Paintings from J.M.W. Turner and other artists are being used to track how pollution levels may have changed over time. Investigators are examining what vivid sunrises and sunsets painted by artists could tell us about the environmental effects of volcanic eruptions.
William Turner was born in England in 1775, and lived until 1851. He is best known as a landscape artist, including a wide variety of sunset paintings. The Lake, Petworth sunset, fighting bucks by the artist is one of the paintings investigators examined to clues to ancient eruptions.
In 1815, the Tambora Volcano in Indonesia erupted, spewing thousands of tons of debris into the air. Much of this material traveled around the road, making sunsets and sunrises redder and more dramatic.
Christos Zerefos, from the Academy of Athens in Greece, led the investigation.

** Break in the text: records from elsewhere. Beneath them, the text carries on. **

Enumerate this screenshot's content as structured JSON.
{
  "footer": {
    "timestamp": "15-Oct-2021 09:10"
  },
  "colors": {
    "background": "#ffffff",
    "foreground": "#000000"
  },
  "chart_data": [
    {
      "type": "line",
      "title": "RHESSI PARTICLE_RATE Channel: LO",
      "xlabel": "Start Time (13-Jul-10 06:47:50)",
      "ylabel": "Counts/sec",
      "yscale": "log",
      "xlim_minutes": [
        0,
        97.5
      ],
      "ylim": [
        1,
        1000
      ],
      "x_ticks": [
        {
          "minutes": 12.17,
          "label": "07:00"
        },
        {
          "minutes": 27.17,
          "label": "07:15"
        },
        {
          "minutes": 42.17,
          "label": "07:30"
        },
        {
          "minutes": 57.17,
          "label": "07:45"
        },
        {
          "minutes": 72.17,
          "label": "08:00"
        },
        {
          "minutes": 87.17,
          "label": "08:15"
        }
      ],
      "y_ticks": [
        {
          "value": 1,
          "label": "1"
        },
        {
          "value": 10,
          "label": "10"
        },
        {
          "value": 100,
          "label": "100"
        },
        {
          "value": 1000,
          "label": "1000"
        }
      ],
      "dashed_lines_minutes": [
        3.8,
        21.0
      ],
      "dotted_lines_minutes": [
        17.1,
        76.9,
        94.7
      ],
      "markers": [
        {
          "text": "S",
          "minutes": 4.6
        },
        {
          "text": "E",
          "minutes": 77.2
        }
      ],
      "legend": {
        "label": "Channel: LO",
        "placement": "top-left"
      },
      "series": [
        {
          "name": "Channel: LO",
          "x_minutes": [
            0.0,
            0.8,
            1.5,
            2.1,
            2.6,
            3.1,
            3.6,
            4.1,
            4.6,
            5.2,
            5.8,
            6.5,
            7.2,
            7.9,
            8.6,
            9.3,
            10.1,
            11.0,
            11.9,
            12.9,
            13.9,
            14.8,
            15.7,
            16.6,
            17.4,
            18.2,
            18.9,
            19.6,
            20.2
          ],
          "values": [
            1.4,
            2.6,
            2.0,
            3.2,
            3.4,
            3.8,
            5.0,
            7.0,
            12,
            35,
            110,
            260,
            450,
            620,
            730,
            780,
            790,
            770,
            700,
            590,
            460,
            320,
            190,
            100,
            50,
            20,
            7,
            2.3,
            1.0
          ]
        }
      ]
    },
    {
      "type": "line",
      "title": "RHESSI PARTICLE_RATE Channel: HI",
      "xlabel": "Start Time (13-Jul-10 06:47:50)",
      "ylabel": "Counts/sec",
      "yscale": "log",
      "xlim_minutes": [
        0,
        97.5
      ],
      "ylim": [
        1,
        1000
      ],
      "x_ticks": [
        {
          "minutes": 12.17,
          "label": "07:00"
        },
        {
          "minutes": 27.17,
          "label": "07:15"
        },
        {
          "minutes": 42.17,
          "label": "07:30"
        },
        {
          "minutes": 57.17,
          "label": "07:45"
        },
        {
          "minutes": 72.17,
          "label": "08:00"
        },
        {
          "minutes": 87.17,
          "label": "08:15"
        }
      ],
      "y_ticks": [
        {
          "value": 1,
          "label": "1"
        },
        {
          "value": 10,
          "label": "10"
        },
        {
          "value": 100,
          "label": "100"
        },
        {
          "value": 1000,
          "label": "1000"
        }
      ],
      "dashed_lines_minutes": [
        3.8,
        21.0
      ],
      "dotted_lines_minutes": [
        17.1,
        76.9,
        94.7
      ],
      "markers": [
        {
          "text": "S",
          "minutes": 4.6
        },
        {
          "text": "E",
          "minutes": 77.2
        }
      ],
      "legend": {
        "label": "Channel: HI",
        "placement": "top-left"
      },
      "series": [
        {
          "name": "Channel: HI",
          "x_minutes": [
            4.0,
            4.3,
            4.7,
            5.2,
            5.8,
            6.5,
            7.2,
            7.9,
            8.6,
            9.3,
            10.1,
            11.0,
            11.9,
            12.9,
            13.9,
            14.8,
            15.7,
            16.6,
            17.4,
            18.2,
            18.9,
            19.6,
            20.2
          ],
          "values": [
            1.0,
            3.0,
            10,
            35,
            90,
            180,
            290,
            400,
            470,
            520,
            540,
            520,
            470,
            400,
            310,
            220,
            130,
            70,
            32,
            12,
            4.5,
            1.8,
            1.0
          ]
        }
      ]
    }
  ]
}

"Nature speaks to the hearts and souls of great artists. But we have found that, when coloring sunsets, it is the way their brains perceive greens and reds that contains important environmental information," Zerefos told the press.
Researchers studied 554 paintings of sunsets created between 1500 and 2000. A total of 181 artists created the art works, including Rembrandt, Hogarth, Gainsborough, and Rubens.
"We found that red-to-green ratios measured in the sunsets of paintings by great masters correlate well with the amount of volcanic aerosols in the atmosphere, regardless of the painters and of the school of painting," Zerefos explained.
Greater than normal levels of red predominated in areas affected by volcanic ash, study says. This allows a way of measuring the aerosol optical depth, a total of all the dust, ash and other particulate matter in the atmosphere at a given time.
As part of the experiment, Zerefos and his team asked an artist to paint sunsets from a pair of photographs. The photos were of sunsets seen from Hydra Island, located in the Aegean Sea, before and after the passage of a dust cloud from the Sahara. The artist had no knowledge of the dust experiment, but his results matched historic artists.
When the Tambora eruption occurred on April 10, 1815, it killed 10,000 people instantly, and the blast was heard 800 miles away. An additional 60,000 people perished in a "volcanic winter" that followed. Crops and farm animals died in large numbers, and 1816 became known as the "Year without a Summer." Snow fell in June in New England and Eastern Canada.
By understanding the way natural phenomenon may have changed temperatures in the past, researchers may be able to gain a better understanding of modern climate change. As dust and ash from the volcanic eruptions scattered light, it also cooled the world.
Investigation of possible evidence of climate changes shown in paintings was profiled [pdf] in the journal Atmospheric Chemistry and Physics.